9. The Northern press was furnished lies and propaganda by Union Sec. and Assistant Sec. of war Stanton and Dana claiming deliberate cruelties and war crimes by the South. The control of Northern POW camps was transferred by Stanton and Dana to vindictive partisan criminal elements and deliberate war crimes of cruelty, torture, and murder were committed against Confederate POW's as proven by a joint resolution of the U.S. Senate and House SR97.
   
Final proof that the human disaster at Andersonville was virtually 100% the fault of the Lincoln Administration comes from statements by Confederate Col. Ould who was in charge of arranging prisoner exchanges and Union Assistant Secretary of War in the Lincoln Administration Charles A. Dana. Col. Ould is quoted as saying “My government instructs me to waive all formalities in this matter of exchange. I need not try to conceal from you that we cannot feed and provide for the prisoners in our hands. We cannot half feed or clothe them. You have closed our ports till we cannot get medical stores for them. You will not send us quinine and other medicines, even for their exclusive use. They are suffering greatly and the mortality is excessive. I tell you all this plainly, and still you refuse to exchange. What does your government demand? Name your own conditions and I have authority to accept them. YOU ARE SILENT!  GREAT GOD, CAN IT BE THAT YOU PEOPLE ARE MONSTERS? If you will not exchange, I will give you your men for nothing. I will deliver ten thousand Union POW’s at Wilmington. I will deliver five thousand here. Come and get them. If your government is so damnably dishonest to want them for nothing, you shall have them. You can at least feed them and we cannot.”

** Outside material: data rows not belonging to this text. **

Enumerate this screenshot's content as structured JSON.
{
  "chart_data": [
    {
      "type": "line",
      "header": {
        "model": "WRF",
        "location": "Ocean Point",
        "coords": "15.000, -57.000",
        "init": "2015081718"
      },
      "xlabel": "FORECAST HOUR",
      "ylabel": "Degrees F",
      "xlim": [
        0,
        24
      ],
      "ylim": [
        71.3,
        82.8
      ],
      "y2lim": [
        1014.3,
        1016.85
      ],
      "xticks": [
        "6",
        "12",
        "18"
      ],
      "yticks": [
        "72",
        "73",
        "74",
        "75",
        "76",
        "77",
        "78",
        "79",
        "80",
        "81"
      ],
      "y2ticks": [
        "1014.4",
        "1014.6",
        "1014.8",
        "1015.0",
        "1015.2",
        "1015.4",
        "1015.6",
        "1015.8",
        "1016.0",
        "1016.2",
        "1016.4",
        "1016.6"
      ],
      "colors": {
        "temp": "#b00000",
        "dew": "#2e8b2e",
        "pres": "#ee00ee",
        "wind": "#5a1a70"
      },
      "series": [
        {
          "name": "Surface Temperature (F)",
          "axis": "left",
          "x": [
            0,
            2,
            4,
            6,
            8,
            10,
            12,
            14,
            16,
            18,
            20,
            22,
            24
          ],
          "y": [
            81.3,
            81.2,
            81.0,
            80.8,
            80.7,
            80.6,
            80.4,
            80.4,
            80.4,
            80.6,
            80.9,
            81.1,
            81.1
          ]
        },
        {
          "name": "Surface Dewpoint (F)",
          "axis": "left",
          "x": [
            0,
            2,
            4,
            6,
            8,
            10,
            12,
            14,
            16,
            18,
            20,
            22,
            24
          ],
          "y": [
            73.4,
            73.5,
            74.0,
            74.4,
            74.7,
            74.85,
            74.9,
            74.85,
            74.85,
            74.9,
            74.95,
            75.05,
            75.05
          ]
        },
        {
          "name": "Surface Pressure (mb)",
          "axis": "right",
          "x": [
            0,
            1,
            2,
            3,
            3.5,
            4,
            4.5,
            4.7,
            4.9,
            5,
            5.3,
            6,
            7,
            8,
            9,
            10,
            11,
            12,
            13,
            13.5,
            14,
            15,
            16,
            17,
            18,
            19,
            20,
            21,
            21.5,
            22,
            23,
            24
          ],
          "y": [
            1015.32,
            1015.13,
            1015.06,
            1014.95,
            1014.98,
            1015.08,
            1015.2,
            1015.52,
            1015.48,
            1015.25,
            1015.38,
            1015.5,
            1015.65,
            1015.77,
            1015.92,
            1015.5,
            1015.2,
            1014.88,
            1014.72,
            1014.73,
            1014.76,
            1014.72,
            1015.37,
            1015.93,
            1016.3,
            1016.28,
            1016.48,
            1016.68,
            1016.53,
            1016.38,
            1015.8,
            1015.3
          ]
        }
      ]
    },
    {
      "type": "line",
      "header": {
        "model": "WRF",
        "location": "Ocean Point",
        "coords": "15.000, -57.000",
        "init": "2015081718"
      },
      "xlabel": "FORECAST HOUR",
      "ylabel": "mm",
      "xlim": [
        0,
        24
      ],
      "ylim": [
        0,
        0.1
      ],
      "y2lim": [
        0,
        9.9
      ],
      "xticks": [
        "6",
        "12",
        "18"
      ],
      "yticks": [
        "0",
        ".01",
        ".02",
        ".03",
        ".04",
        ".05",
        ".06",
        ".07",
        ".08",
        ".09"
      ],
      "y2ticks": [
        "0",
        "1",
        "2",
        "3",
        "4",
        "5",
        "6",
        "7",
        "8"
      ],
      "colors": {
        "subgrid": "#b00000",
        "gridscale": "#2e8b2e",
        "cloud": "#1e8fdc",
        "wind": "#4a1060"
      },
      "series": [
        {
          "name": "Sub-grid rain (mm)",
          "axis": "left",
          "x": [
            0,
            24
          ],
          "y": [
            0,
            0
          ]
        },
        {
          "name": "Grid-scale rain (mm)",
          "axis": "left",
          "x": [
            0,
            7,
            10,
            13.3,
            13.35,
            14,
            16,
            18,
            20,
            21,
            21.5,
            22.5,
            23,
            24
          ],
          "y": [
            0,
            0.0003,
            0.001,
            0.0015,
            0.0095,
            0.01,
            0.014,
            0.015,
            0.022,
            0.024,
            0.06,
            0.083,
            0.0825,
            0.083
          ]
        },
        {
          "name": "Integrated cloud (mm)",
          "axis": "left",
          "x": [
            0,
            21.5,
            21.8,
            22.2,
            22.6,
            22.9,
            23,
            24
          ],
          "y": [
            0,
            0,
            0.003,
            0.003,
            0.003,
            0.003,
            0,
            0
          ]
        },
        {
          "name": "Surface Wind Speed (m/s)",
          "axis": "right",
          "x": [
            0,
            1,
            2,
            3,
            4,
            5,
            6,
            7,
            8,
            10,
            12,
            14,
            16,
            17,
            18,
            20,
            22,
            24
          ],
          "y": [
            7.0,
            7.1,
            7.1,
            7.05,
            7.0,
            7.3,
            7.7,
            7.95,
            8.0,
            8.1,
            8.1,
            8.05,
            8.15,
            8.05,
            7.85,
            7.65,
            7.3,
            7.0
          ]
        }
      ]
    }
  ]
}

Post-War in the New York Sun Newspaper Dana wrote “CSA authorities and especially Jefferson Davis ought not to be held responsible for Andersonville. We were responsible ourselves for the continued detention of our captives in misery, starvation and sickness in the South”.
  
In 1906 former Confederate General Stephen D. Lee charged the Sons of Confederate Veterans (SCV) organization with the duty to defend the honor of the South and the Confederate Soldier:

“To you, Sons of Confederate Veterans, we will commit the vindication of the Cause for which we fought.  To your strength will be given the defense of the Confederate soldier's good name, the guardianship of his history, the emulation of his virtues, the perpetuation of those principles which he loved and which you love also, and those ideals which made him glorious and which you also cherish. Remember, it is your duty to see that the true history of the South is presented to future generations.”

James W. King is commander of Albany Camp 141 Lt. Col. Thomas M. Nelson-Nelson's Rangers of the Sons of the Confederate Veterans organization and assists the Americus SCV camp in promoting the annual Wirz memorial service at Andersonville Georgia.